Temperatures climbed into the 50s Saturday afternoon, but forecasters warned Carolinas residents that a cold wave will begin Sunday and could last for several days.
Meteorologists say the thermometer might remain at or below freezing for a period of 40 hours early in the week.
However, snow-lovers will be disappointed, forecasters say. Dry conditions are expected for the York County area through the next week.
The next surge of arctic air is expected to arrive early Sunday. In advance of the cold front, temperatures climbed to seasonal average highs Saturday afternoon. It was the first time since Christmas Eve, when Rock Hill recorded a high of 59.
Forecasters say high temperatures Sunday will not climb out of the mid or upper 30s, and readings on New Year’s Day will be hard-pressed to get above freezing. In some places, the temperatures could be below freezing from Sunday evening until Tuesday afternoon, when readings are expected to get a few degrees above freezing.

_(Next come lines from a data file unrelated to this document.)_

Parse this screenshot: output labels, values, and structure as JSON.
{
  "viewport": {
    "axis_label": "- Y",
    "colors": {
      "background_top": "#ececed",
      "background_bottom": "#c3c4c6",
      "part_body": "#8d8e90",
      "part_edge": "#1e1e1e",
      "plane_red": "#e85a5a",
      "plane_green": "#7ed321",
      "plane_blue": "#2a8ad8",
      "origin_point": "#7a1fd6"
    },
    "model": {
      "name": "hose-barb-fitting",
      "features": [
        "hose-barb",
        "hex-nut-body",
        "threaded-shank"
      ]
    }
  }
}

The National Weather Service office in Greer said Saturday the extended period of cold weather will create a threat of burst water pipes and hypothermia.
Yet another surge of cold air is expected to reach the Rock Hill area Thursday, continuing the chilly conditions through at least the first week of January.
The strong arctic high pressure systems are pushing the typical winter storm track much farther south than usual. That is keeping conditions dry in the Carolinas and preventing wintry precipitation from affecting the Piedmont. Forecasters are watching a potential system that could move up the Carolinas coast around midweek, possibly spreading snow or sleet into the coastal areas.
For the rest of the region, however, the forecast is simply cold.
“What we are left with might be called by some as a waste of a perfectly good cold air mass, with no potential for winter weather,” National Weather Service meteorologist Pat Moore said. “Others are probably happy about that.”